FIP2B IKUT ANDIL DALAM PENYUSUNAN RANPERGUB KAKAP DAN KERAPU DI NTB

Dengan akan berakhirnya masa berlaku Pergub NTB  No.32 Tahun 2018 tentang Rencana Aksi Pengelolaan Perikanan Kerapu dan Kakap Berkelanjutan di Teluk Saleh, Teluk Cempi, Teluk Waworada dan Perairan Sape. Maka perlu dilakukan perpanjangan masa berlaku regulasi tersebut agar pengelolaan perikanan kerapu dan kakap di NTB tetap berkesinambungan.

Pada saat implementasi produk hukum ini tentunya ada berbagai kendala maupun kesulitan yang telah dihadapi oleh berbagai pemangku kepentingan. Oleh karena itu, pada penyusunan ranpergub ini, selain dilakukan perpanjangan periode peraturan, dilakukan juga beberapa pembaharuan dalam substansinya, sehingga dengan adanya aturan ini semua stakeholder dapat diuntungkan.                

Bertempat di Fave Hotel Mataram, pada tanggal 30 Mei 2023 telah dilaksanakan kegiatan  pembahasan peraturan gubernur tentang pengelolaan perikanan kerapu-kakap berkelanjutan di NTB. Kegiatan ini dihadiri oleh beberapa instansi terkait seperti Dinas Kelautan dan Perikanan (Dislutkan) NTB, Biro Hukum Setda NTB, Kanwil Kemenkumham NTB, Universitas Mataram dan FIP2B-NTB.

Sambutan Kepala Dinas Kelautan dan Perikanan NTB pada Kegiatan Diskusi Ranpergub NTB

Pada kegiatan tersebut, Ketua FIP2B-NTB Dr. Soraya Gigentika melakukan pemaparan tentang dokumen hasil telaah ilmiah kondisi stok perikanan kerapu dan kakap di NTB. Pada pemaparannya, dari forum ilmiah merekomendasikan penambahan area geografis pengelolaan dengan menambahkan perairan selat alas pada pergub yang terbaru. Pada Pergub sebelumnya, area pengelolaan berlokasi di Teluk Saleh, Teluk Cempi, Teluk Waworada dan Perairan Sape.

“Pemilihan lokasi tersebut berdasarkan status pemanfaatan dan kerentanan stok ikan, kemudahan monitoring, dan hasil identifikasi spesies sasaran”, ucap Gigentika.              

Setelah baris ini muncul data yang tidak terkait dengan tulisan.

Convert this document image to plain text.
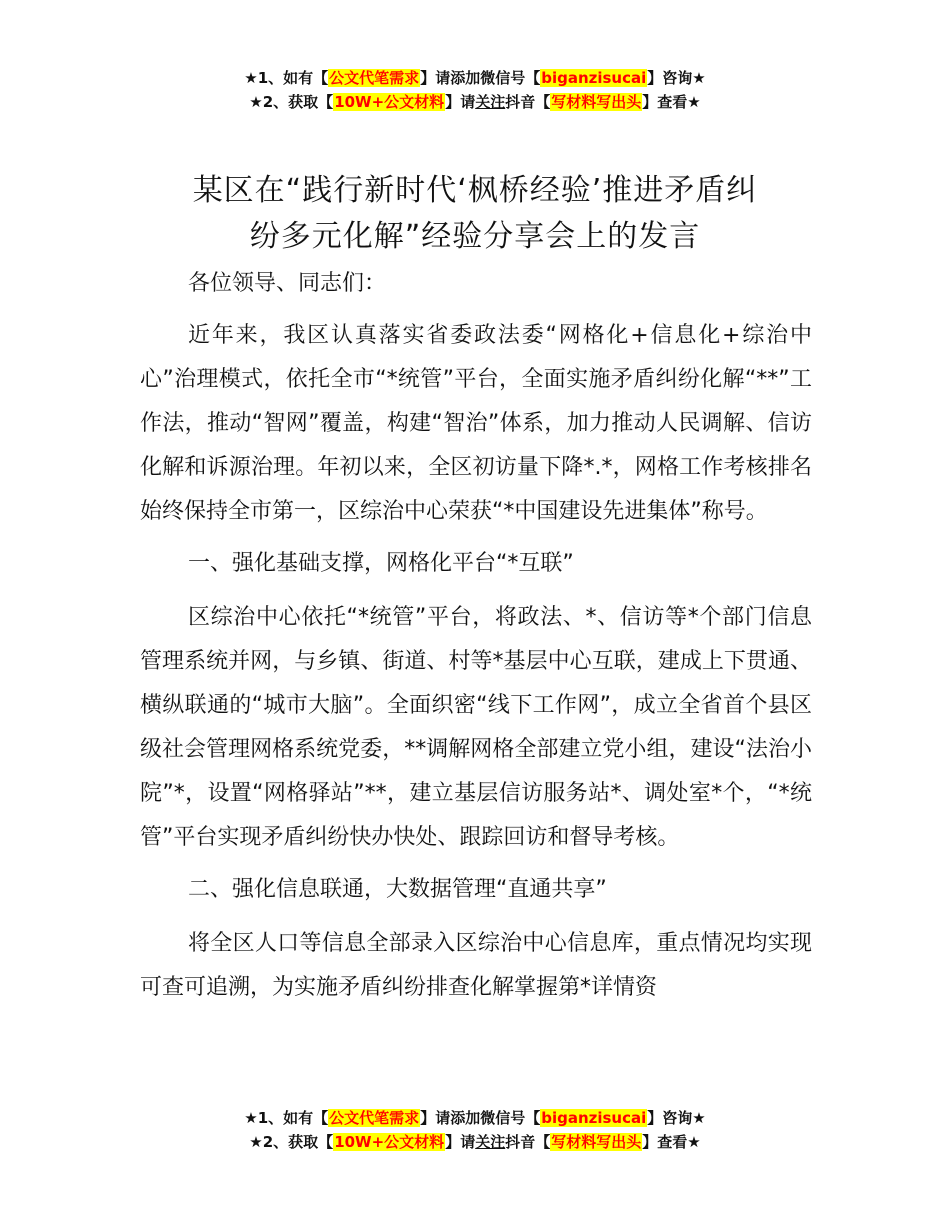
★1、如有【公文代笔需求】请添加微信号【biganzisucai】咨询★
★2、获取【10W+公文材料】请关注抖音【写材料写出头】查看★
某区在“践行新时代‘枫桥经验’推进矛盾纠
纷多元化解”经验分享会上的发言

各位领导、同志们：

近年来，我区认真落实省委政法委“网格化+信息化+综治中心”治理模式，依托全市“*统管”平台，全面实施矛盾纠纷化解“**”工作法，推动“智网”覆盖，构建“智治”体系，加力推动人民调解、信访化解和诉源治理。年初以来，全区初访量下降*.*，网格工作考核排名始终保持全市第一，区综治中心荣获“*中国建设先进集体”称号。

一、强化基础支撑，网格化平台“*互联”

区综治中心依托“*统管”平台，将政法、*、信访等*个部门信息管理系统并网，与乡镇、街道、村等*基层中心互联，建成上下贯通、横纵联通的“城市大脑”。全面织密“线下工作网”，成立全省首个县区级社会管理网格系统党委，**调解网格全部建立党小组，建设“法治小院”*，设置“网格驿站”**，建立基层信访服务站*、调处室*个，“*统管”平台实现矛盾纠纷快办快处、跟踪回访和督导考核。

二、强化信息联通，大数据管理“直通共享”

将全区人口等信息全部录入区综治中心信息库，重点情况均实现可查可追溯，为实施矛盾纠纷排查化解掌握第*详情资

★1、如有【公文代笔需求】请添加微信号【biganzisucai】咨询★
★2、获取【10W+公文材料】请关注抖音【写材料写出头】查看★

Dr. Soraya juga menyampaikan bahwa stok ikan kakap-kerapu di NTB sangat dipengaruhi oleh jenis alat tangkap yang digunakan oleh nelayan. Hasil kajian yang dilakukan oleh FIP2B NTB menunjukkan bahwa alat tangkap panah sangat mempengaruhi secara signifikan stok ikan kakap dan kerapu.

“Diduga penggunaan alat tangkap panah tidak hanya menargetkan ikan besar saja melainkan ikan yang kecil juga, terlebih jika menggunakan alat bantu kompresor dimana si penangkap ikan akan memiliki waktu yang lebih lama di dalam perairan sehingga penangkapan tidak dilakukan secara selektif”, jelas Gigentika pada pemaparannya.

Pada kesempatan yang sama, Dr. Risnain selaku penyusun draft Ranpergub ini menjelaskan bahwa Ranpergub no. 32 tahun 2018 sudah tidak relevan dengan perkembangan hasil kajian-kajian yang telah dilakukan, sehingga perlu diganti dan diperbaharui. “Adapun beberapa hal yang perlu ditambahkan pada ranpergub yang baru adalah penyeragaman mata pancing dan jarring”, ujar Risnain pada kesempatan tersebut.

Diskusi dan Pembahasan Penyusunan Ranpergub Terbaru

Hingga berita ini diturunkan, masih dilakukan pembahasan dan diskusi mengenai Ranpergub yang terbaru. Diharapkan adanya regulasi yang terbaru dapat sebagai rambu-rambu dalam pengelolaan perikanan kakap dan kerapu di Nusa Tenggara Barat.